Manuel Antonio
"Le Costa Rica a comprimé sa meilleure idée dans un petit parc national et l'a appelé Manuel Antonio."
La route qui descend vers Manuel Antonio quitte Quepos à travers un corridor d’hôtels et de boutiques de souvenirs, puis — soudainement — on le sent avant de le voir : la mer traversée de quelque chose de vert et d’animal, cette chaleur humide particulière d’une jungle qui court jusqu’au bord de l’eau. On m’avait prévenu que l’endroit était bondé. C’est vrai. Et pourtant, malgré ça, c’est exactement aussi extraordinaire que tout le monde le prétend.

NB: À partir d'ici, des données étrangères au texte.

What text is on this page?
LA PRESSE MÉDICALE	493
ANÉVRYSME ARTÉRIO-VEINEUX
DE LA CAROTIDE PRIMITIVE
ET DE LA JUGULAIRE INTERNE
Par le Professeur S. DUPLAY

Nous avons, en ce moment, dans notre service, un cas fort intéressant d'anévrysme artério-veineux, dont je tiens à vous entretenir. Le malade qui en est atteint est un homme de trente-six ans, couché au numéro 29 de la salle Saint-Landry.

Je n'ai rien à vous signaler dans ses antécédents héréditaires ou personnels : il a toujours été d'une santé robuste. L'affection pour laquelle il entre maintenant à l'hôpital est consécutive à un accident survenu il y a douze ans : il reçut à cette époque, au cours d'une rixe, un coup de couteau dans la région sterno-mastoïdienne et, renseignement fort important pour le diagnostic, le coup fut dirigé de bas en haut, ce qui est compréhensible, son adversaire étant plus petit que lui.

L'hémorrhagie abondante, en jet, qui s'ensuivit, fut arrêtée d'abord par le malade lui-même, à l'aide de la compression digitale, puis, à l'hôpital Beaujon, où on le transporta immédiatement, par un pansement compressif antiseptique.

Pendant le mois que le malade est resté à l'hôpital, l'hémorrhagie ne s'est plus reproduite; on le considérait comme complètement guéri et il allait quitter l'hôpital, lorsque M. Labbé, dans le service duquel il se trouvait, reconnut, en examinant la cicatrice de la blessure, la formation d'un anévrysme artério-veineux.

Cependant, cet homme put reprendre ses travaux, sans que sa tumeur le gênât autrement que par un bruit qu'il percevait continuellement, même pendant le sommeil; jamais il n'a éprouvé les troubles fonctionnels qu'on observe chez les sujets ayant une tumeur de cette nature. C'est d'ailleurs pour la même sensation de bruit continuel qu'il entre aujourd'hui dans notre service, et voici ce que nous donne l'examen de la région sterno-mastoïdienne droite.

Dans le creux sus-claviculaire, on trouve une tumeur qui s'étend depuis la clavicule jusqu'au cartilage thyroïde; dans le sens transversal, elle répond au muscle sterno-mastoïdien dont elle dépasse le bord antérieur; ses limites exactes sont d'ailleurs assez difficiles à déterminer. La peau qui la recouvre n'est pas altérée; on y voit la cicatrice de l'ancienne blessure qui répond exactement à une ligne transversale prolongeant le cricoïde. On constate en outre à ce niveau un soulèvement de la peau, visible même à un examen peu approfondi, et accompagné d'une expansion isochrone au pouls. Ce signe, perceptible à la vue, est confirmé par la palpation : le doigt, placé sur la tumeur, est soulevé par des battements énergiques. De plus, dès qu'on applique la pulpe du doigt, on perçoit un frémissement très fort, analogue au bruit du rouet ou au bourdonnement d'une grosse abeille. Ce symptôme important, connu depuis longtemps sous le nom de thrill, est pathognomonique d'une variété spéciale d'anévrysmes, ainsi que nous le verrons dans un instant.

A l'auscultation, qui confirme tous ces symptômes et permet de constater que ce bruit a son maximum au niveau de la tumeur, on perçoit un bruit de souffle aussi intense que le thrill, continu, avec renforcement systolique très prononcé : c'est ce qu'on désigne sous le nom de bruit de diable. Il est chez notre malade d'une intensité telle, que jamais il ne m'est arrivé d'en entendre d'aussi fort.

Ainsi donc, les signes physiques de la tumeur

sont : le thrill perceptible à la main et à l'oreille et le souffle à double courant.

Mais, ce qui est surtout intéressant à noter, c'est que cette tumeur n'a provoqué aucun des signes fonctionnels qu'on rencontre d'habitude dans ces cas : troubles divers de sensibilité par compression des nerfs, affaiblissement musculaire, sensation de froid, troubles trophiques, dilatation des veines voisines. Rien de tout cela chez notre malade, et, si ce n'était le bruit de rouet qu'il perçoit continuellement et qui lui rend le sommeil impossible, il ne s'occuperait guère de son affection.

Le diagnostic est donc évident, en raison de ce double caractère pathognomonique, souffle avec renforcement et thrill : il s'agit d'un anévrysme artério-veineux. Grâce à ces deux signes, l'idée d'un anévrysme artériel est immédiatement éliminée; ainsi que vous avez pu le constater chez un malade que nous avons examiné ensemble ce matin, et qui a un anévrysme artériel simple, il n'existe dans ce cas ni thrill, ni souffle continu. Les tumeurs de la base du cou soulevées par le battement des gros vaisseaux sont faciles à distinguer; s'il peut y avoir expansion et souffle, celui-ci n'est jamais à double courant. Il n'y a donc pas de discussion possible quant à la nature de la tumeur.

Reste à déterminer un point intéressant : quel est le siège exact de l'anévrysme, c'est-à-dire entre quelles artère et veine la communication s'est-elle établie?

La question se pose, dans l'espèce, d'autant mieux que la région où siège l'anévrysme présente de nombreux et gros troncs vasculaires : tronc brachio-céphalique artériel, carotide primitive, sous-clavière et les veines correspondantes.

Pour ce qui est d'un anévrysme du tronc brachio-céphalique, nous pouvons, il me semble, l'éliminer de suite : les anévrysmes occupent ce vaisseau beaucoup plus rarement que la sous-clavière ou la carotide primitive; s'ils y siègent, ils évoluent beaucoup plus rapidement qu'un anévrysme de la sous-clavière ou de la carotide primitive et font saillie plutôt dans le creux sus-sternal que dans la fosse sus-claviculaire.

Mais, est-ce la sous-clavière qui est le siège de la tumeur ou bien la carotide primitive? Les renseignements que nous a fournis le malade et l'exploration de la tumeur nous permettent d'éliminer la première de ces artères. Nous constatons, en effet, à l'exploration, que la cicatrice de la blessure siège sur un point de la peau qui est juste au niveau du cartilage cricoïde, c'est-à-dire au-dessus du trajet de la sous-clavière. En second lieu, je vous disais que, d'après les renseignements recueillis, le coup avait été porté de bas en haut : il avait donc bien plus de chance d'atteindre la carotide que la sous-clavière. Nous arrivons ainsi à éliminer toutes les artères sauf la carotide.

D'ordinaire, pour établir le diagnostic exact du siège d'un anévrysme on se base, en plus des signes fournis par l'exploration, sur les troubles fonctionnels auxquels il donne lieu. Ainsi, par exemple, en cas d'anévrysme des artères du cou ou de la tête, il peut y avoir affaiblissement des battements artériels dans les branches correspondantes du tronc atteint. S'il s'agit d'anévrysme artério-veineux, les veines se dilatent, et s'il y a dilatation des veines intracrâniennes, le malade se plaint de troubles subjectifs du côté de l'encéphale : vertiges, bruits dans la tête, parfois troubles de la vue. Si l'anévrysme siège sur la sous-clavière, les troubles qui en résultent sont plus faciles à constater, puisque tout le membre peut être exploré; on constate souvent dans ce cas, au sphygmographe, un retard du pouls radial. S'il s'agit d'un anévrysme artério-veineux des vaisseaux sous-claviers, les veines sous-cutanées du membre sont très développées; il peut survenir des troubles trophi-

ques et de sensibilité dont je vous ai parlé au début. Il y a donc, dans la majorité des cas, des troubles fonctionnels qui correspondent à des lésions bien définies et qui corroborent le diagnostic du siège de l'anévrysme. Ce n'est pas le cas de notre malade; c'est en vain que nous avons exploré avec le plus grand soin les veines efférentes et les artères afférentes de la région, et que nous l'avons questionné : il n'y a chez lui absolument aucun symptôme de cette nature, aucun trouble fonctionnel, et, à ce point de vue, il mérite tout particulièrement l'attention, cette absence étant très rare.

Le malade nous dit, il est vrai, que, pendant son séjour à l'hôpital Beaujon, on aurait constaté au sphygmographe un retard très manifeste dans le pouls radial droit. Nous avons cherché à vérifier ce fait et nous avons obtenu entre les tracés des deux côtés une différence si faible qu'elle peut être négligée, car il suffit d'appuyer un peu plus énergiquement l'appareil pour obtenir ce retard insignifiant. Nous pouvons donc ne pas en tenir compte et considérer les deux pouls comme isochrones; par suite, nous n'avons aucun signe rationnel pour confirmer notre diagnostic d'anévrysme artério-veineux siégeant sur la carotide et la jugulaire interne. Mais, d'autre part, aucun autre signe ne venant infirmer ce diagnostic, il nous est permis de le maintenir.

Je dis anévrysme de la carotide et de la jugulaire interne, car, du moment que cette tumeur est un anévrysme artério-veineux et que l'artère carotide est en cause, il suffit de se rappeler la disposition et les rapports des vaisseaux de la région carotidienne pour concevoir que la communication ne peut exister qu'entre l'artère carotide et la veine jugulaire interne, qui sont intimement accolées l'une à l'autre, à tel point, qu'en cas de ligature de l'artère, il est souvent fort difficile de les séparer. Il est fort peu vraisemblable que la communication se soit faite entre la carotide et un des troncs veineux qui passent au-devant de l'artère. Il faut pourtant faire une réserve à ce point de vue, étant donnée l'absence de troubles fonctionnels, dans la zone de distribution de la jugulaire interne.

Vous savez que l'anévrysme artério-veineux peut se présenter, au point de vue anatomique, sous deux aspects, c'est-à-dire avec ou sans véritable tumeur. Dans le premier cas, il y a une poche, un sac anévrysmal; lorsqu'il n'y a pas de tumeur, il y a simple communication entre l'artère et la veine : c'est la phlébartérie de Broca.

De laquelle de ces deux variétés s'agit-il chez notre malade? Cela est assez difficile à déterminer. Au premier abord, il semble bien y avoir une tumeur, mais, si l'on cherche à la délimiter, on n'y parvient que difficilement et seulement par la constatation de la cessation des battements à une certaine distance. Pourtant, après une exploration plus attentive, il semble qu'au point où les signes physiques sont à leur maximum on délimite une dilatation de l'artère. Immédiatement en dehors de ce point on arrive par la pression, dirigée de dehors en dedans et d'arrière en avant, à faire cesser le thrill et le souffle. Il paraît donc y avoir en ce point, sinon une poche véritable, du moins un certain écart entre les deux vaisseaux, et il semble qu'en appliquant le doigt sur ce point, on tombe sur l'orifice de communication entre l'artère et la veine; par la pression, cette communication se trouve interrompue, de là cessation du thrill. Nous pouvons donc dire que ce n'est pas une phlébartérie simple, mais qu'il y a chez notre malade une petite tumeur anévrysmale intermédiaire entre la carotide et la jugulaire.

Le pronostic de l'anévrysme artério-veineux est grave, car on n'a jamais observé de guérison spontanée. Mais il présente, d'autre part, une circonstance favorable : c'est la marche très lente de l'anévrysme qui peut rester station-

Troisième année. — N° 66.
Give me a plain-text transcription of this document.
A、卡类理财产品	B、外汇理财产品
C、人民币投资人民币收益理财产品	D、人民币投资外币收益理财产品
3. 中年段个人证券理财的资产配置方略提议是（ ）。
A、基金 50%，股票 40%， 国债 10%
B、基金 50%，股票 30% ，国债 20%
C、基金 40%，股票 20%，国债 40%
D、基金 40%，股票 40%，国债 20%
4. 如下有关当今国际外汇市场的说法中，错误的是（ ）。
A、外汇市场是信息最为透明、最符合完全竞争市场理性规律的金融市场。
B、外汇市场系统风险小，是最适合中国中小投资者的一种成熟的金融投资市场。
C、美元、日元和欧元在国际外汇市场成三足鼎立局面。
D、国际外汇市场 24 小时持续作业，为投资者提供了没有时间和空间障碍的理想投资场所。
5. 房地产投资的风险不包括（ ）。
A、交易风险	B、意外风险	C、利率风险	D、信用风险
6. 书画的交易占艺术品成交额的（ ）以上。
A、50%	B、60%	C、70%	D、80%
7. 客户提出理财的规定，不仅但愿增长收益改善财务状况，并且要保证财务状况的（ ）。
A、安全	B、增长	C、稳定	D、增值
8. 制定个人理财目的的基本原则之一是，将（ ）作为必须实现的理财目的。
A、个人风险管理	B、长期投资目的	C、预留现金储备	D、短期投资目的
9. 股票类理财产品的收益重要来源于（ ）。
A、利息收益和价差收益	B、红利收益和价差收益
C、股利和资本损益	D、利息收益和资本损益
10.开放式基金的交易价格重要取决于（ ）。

Le Parc Se Comporte Comme S’Il Vous Possédait
Nous sommes arrivés à l’entrée du parc national sur l’Avenida Central juste après l’ouverture, déjà trempés de sueur dans la chaleur de huit heures du matin. Le sentier vers Playa Manuel Antonio traverse une forêt si dense qu’elle semble sous pression. Les singes hurleurs se sont annoncés depuis quelque part au-dessus de nos têtes — ce son qui ressemble moins à un animal qu’à la jungle en train de se racler la gorge.
Lia a repéré le premier capucin à face blanche avant moi, perché sur un banc du sentier avec l’autorité tranquille de quelqu’un qui regarde des touristes perdre leur déjeuner depuis quinze ans. Ce qui est exactement ce qui s’est passé : une famille devant nous a posé un sac et s’est retournée pour photographier la canopée, et dans le temps qu’il a fallu pour cadrer la photo, un capucin avait ouvert la fermeture éclair et extrait une arepa emballée dans du plastique avec l’efficacité d’un voleur chevronné. Le singe n’a pas pris la fuite. Il s’est assis et a mangé, sans regarder personne en particulier.
Playa Manuel Antonio elle-même tient ce que les photographies promettent : un sable pâle, des palmiers bas, une eau qui passe du turquoise dans les parties peu profondes à un bleu volcanique profond au large. La différence, c’est qu’on partage la plage avec des coatis fouillant les serviettes abandonnées et des pélicans bruns qui plongent en piqué sur les vagues.
Ce Que Je N’Attendais Pas : La Lumière du Paresseux
La surprise est venue sur le sentier entre Playa Espadilla Sur et le belvédère intérieur du parc. Un garde forestier a désigné sans cérémonie un arbre de guarumo et j’ai regardé pendant une bonne minute avant de le voir — un paresseux à trois doigts, immobile, son pelage exactement de la couleur et de la texture d’un lichen mort. La lumière de fin d’après-midi tombait dorée à travers la canopée sur l’arbre, et le paresseux était positionné au centre de cette lumière de la façon dont le sujet d’un portrait peint est assis dans sa fenêtre. Il n’a pas reconnu les sept personnes qui lui pointaient des appareils photo dessus. Il n’a aucun intérêt particulier pour nous. Cette indifférence avait quelque chose, d’une certaine manière, d’un cadeau.
Manger sur la Route de Quepos
Après le parc, la route qui remonte vers Quepos cache les meilleures adresses : de petites sodas avec des chaises en plastique sur l’accotement de gravier où un casado de pescado — riz, haricots noirs, banane plantain frite et un pargo entier grillé — coûte moins de quatre dollars et s’accompagne d’une Pilsen fraîche qui se couvre de buée instantanément sous la chaleur. Nous avons mangé dans un endroit sans nom visible, juste un panneau écrit à la main avec Mariscos collé à l’intérieur de la vitre. Le pargo était excellent.
Quand y aller : La saison sèche, de décembre à avril, apporte un soleil fiable et un Pacifique plus calme. Arrivez à l’entrée du parc avant 7h du matin pour devancer les cars de touristes et, si possible, passez les heures les plus chaudes de la mi-journée quelque part à l’ombre avec une bière fraîche plutôt qu’en plein soleil sur la plage.